Walaupun pandemi sudah berakhir dan kini COVID-19 sudah jauh lebih terkendali, tetapi masih banyak orang yang masih hidup bersama gejala yang datang dan pergi selama berminggu-minggu hingga berbulan-bulan setelah infeksi COVID-19 yang mereka alami. Kondisi ini dikenal sebagai long COVID, sebuah fenomena medis yang bahkan sampai hari ini masih menyimpan banyak misteri, baik bagi pasien maupun ilmuwan.
Banyak dokter mungkin menemukan pasien yang merasa sudah membaik, tetapi tiba-tiba kembali mengalami kelelahan ekstrem, nyeri dada, atau kesulitan berkonsentrasi. Di sisi lain, ada pula yang keluhannya mereda dengan perlahan, tanpa pola yang jelas.
Sebuah studi besar yang dipublikasikan pada 17 November 2025 dalam jurnal Nature Communications akhirnya memberi gambaran lebih rinci tentang pola-pola tersebut. Penelitian ini menganalisis 3.659 peserta, sebagian besar perempuan, dan hampir seluruhnya terinfeksi pada era varian Omicron.
Para peneliti mengikuti perjalanan gejala peserta selama 3–15 bulan, mengukur bagaimana intensitas dan frekuensi keluhan berubah dari waktu ke waktu. Temuan ini merupakan bagian dari proyek RECOVER, inisiatif National Institutes of Health (NIH) yang sejak 2021 berupaya memahami mekanisme long COVID secara komprehensif.

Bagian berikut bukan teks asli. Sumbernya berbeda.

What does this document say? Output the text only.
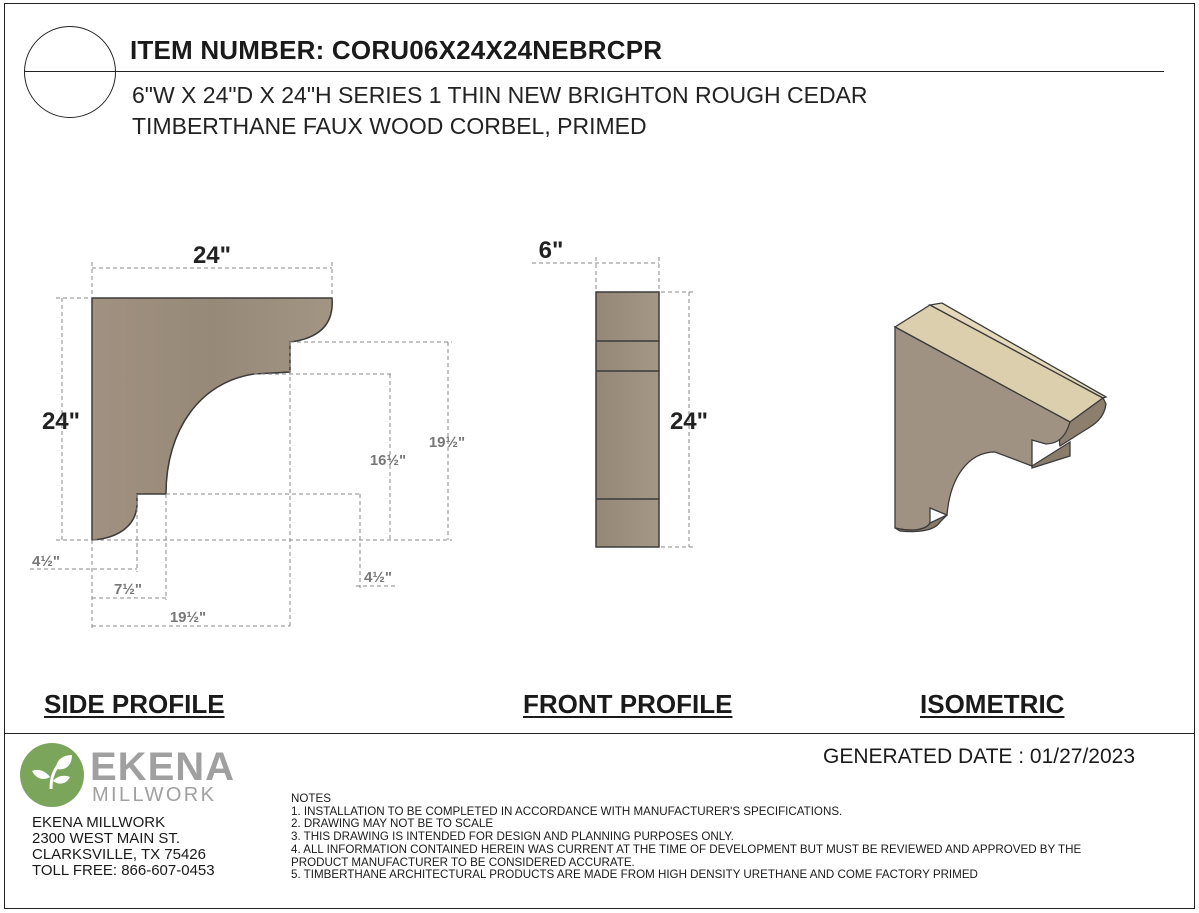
ITEM NUMBER: CORU06X24X24NEBRCPR
6"W X 24"D X 24"H SERIES 1 THIN NEW BRIGHTON ROUGH CEDAR
TIMBERTHANE FAUX WOOD CORBEL, PRIMED
24"
24"
19½"
16½"
4½"
4½"
7½"
19½"
6"
24"
SIDE PROFILE	FRONT PROFILE	ISOMETRIC
EKENA
MILLWORK
EKENA MILLWORK
2300 WEST MAIN ST.
CLARKSVILLE, TX 75426
TOLL FREE: 866-607-0453
GENERATED DATE : 01/27/2023
NOTES
1. INSTALLATION TO BE COMPLETED IN ACCORDANCE WITH MANUFACTURER'S SPECIFICATIONS.
2. DRAWING MAY NOT BE TO SCALE
3. THIS DRAWING IS INTENDED FOR DESIGN AND PLANNING PURPOSES ONLY.
4. ALL INFORMATION CONTAINED HEREIN WAS CURRENT AT THE TIME OF DEVELOPMENT BUT MUST BE REVIEWED AND APPROVED BY THE
PRODUCT MANUFACTURER TO BE CONSIDERED ACCURATE.
5. TIMBERTHANE ARCHITECTURAL PRODUCTS ARE MADE FROM HIGH DENSITY URETHANE AND COME FACTORY PRIMED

Hasilnya menunjukkan bahwa tidak ada satu “bentuk” long COVID yang sama untuk semua orang. Para peneliti menemukan delapan pola gejala yang sangat berbeda, mulai dari keluhan yang terus tinggi, gejala yang naik turun, sampai yang berkembang perlahan setelah beberapa bulan. Para peneliti menyebut pemetaan pola ini sangat penting untuk membantu dokter memahami perjalanan penyakit, memilih strategi perawatan yang tepat, dan mengurangi kebingungan pasien yang sering merasa gejalanya aneh atau tidak masuk akal.